The White House has for the last four years determined what’s acceptable as profits in the business community. It’s policies stagnates growth, alienates owners and has forced many employees onto the roles of the unemployed. In Texas, under the leadership of Governor Rick Perry, businesses has flocked to the state in search of a better business climate, better profits and of course, there’s the ‘enterprise fund.’
Texas is viewed as the place to be for businesses and profits, but all is not well around the state when you consider Perry’s proposal to established locked in tuition rates, which sounds good on paper, but lacks details. Perry’s plan have many asking the question, who’s side is he on?
Instate tuition for illegal immigrants in the state already starves profits for the state’s higher learning institutions, but a plan that locks in certain tuition rates, without any regard to the cost of inflation, forces universities into basically, the same scenario as the White House has inflicted upon the business community, under the pretext of reform.
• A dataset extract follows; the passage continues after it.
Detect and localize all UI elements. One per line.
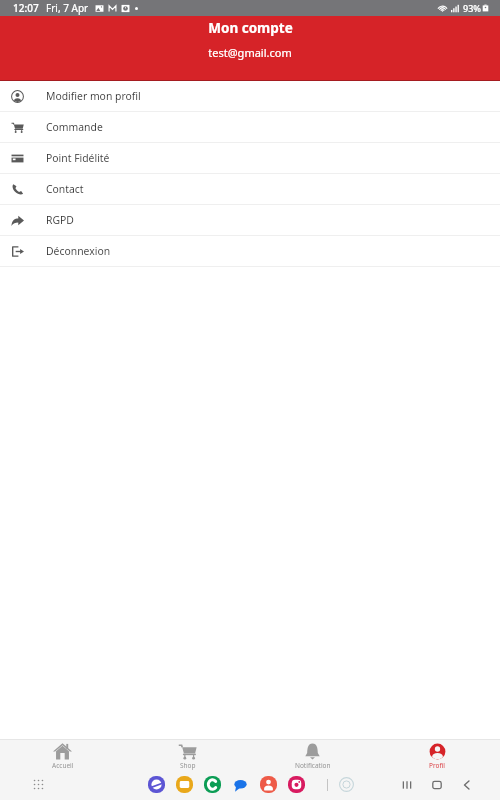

University of Texas’s Dallas campus offers an Associate Degree program for ‘$5,796 a semester for 15 hours, according to the university's website.' Perry has offered up a ‘$10,000 bachelor degrees, expanded online teaching and a higher four-year graduation rate.'
Universities may be institutions of higher learning, but they are also in business to make a profit and if you do the math on the above schemes, if Perry gets his way, profits are greatly reduced and as such, without additional funding from the state, universities would be hard pressed to continue anything that resembles excellence.
A San Antonio Express news opinion piece says it best, ‘But there are no one-size fits all solutions to the problems, and efforts must made to ensure the remedies don't do more harm than good.'
If the intent is to force students to complete their degree programs in a timely fashion, in order to make room for future students, it’s not taken into account, the economy, the White House’s immigration policy proposals, or the student’s financial situation.
Perry is quite fond of blasting the White House over this, or that policy, but when the dust settles from his arguments, Texas sees no difference in Austin, or Washington.